En general, los países de América del Sur están exigiendo Pasaporte a los venezolanos – como si fuera tan fácil y económico el obtenerlos -.

 

Nuestro país es la meca del racismo, el clasismo y la xenofobia: los yanquis inventaron que este país era el más rico de América Latina, con su torre “fálica” más alta del Continente, y con unas “casitas” del barrio alto que ya, de lejos, superan los metros cuadrados de las que cantara el inolvidable Víctor Jara.
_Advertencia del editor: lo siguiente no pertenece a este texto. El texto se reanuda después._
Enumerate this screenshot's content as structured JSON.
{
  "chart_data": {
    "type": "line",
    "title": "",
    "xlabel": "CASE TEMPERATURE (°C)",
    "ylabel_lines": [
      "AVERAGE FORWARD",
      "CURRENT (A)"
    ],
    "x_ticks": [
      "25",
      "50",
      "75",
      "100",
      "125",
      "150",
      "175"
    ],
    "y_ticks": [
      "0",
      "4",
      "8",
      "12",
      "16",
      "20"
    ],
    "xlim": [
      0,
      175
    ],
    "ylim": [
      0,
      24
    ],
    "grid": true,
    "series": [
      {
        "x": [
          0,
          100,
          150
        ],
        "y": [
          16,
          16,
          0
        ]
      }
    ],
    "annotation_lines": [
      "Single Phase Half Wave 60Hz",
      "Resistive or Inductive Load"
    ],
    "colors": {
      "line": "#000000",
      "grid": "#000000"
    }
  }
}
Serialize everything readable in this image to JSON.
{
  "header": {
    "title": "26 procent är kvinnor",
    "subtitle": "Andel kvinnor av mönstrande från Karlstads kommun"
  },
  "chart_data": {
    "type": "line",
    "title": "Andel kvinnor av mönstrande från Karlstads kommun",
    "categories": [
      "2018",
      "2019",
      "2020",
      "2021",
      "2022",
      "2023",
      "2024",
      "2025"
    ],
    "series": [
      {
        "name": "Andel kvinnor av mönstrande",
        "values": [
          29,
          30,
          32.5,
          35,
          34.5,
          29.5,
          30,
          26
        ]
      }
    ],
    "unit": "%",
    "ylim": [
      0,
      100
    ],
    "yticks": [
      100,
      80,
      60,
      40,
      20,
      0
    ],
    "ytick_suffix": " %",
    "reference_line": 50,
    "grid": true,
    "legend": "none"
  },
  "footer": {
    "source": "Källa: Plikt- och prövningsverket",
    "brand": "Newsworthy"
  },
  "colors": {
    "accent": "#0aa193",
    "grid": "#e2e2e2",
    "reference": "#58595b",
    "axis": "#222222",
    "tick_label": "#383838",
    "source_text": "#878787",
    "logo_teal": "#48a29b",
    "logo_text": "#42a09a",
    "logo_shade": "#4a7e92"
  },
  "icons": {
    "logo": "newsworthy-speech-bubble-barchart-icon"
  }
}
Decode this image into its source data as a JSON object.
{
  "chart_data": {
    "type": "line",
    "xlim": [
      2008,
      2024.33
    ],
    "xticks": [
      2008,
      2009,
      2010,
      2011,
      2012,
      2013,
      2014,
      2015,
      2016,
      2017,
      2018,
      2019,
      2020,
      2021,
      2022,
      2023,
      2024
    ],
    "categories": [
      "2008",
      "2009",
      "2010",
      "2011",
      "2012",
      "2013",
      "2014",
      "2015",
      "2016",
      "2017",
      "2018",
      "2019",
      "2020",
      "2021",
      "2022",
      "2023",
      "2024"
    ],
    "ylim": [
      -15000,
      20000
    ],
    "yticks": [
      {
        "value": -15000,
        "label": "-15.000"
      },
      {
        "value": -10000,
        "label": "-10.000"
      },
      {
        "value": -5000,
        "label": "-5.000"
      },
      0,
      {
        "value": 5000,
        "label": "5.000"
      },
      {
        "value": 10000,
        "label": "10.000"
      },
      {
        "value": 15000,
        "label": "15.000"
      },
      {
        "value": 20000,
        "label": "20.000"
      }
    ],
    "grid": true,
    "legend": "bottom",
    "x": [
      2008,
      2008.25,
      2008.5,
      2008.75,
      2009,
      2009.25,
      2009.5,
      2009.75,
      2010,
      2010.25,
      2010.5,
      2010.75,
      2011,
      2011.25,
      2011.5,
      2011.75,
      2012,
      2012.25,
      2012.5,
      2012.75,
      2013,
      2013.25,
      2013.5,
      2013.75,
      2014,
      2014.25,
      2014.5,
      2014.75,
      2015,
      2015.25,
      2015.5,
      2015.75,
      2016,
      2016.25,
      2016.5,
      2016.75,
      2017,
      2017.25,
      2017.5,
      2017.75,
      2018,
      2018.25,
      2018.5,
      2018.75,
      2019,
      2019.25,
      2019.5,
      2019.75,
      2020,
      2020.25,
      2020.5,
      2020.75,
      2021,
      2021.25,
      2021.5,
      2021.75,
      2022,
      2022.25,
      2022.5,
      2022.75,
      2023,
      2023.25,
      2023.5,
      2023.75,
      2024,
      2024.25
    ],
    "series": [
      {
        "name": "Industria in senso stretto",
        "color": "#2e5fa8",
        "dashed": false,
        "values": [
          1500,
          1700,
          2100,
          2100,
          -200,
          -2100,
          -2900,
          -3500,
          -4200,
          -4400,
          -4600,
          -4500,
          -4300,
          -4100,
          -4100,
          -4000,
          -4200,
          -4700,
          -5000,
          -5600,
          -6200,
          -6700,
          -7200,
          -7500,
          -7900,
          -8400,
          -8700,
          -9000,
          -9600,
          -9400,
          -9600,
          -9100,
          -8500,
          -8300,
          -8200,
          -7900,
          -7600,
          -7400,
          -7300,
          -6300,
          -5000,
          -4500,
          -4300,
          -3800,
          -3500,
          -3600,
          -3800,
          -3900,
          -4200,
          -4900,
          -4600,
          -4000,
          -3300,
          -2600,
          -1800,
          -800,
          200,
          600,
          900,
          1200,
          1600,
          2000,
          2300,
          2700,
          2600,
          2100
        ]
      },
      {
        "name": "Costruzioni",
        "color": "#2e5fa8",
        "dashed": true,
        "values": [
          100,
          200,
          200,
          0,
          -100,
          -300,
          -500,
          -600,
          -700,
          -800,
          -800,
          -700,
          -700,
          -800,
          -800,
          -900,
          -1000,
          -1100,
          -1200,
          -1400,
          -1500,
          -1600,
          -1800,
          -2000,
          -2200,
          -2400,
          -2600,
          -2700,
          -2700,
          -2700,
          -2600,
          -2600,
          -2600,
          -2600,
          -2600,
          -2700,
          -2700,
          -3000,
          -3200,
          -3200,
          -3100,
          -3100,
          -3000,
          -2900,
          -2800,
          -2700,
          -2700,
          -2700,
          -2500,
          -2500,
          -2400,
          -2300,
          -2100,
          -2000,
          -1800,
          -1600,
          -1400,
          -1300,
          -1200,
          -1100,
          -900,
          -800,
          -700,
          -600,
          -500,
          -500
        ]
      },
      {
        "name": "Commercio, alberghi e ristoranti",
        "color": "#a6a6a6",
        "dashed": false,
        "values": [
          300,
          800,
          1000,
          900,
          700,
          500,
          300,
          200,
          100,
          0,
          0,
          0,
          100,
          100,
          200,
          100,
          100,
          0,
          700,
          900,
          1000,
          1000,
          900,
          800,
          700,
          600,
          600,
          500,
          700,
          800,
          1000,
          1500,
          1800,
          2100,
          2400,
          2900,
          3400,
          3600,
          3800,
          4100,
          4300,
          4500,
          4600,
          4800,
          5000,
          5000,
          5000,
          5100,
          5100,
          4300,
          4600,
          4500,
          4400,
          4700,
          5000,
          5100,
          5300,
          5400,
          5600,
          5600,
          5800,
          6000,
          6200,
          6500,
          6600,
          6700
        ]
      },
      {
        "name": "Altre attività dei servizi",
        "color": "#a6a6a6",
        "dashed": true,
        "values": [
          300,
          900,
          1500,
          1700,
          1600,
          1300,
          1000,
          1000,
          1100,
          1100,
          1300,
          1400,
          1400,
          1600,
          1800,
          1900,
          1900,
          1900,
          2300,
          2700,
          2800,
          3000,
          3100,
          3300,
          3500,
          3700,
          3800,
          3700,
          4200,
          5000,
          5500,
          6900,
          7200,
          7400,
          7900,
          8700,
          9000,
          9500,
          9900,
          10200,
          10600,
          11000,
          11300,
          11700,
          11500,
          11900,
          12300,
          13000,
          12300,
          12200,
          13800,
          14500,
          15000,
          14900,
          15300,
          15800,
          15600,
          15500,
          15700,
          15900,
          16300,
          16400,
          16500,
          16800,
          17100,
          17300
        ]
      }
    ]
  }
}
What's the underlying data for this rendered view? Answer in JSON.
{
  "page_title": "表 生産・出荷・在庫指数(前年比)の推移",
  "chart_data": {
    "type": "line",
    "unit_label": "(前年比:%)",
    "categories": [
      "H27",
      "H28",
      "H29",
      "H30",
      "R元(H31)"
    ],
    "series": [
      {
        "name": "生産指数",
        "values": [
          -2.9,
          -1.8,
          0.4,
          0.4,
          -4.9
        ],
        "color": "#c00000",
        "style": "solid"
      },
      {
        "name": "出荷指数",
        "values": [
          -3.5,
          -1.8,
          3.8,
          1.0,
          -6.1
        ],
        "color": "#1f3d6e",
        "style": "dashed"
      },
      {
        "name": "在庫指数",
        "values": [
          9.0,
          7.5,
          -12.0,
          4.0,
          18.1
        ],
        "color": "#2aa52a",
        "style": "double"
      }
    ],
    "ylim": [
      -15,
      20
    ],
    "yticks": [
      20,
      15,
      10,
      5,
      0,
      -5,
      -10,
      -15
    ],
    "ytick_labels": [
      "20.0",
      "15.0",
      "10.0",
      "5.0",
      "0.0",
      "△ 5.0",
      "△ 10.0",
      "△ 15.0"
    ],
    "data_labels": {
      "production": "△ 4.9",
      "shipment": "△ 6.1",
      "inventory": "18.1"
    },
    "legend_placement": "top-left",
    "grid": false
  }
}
Cualquier nuevo rico – roto metido a gente – puede tener un Ferrari, y un ex general de ejército, una fábrica de autos de lujo -.

 

En Barnechea, Vitacura y Las Condes actualmente no hay viviendas para “rotos”, pero, al menos, existe la Línea 1 del Metro, con calefacción, y aire acondicionado en verano, que los lleve para trabajarles a los “cuicos” y a los siúticos que se creen tales.

 

De repente empezaron “a invadir nuestras limpias y ordenadas calles", barridas por “mujercitas del pueblo, pueblo”, y negros y negras y negritos,  y con su cabello crespo. El panorama se presentaba bonito, pues le daba colorido a nuestras calles, y los niños “pelais” podían tocar las pequeñas cabezas de sus pares negritos. Todo estaba bien mientras no llegaran miles y miles de inmigrantes negros, quienes buscaban cobijo en piezas insalubres, vivían hacinados y faltos de aseo cotidiano.

 

Chile ha sido tan buen “asilo contra la opresión” que, la mayoría de los haitianos, famélicos y mal tratados en nuestro país, han pedido al gobierno que los repatríe, pues prefieren volver a la miseria de Cabo Haitiano, que ser humillados y despreciados en Chile. A veces la dignidad vale más que un plato de comida. No olvidemos que los haitianos hicieron posible la liberación de la Gran Colombia.

 

En el Colegio de los Sagrados Corazones, que servían para que la clase rica fuera católica y diera muchos curas, para quedar bien con  Jesús  y demostrar ante el pueblo que eran generosos y caritativos, cada año realizaban “la campaña del kilo”: cada niño aportaba un kilo de alimento no perfectible, destinado a los pobres. Muchos de los padres y apoderados eran dueños de fundo, en consecuencia, uno o dos  kilos de porotos no les costaba nada. Otra acción benéfica y misionara consistía en que cada alumno apadrinara a un niño de África o de Asia, con quienes manteníamos una comunicación epistolar, desconociendo la vida de las viviendas miserables de sus familias.

 

 

 

A lo mejor, a los jesuitas, que cuentan con padre Felipe Berríos en el vertedero de La Chimba, en Antofagasta, se les pudiera ocurrir que los niños de sus colegios tuvieran la oportunidad de conocerlas.

A diferencia de tantos países y personas en el mundo que nos recibieron solidariamente, el Chile de hoy y sus gentes no es “el asilo contra la opresión”, sino una caterva de consumistas y egoístas al extremo.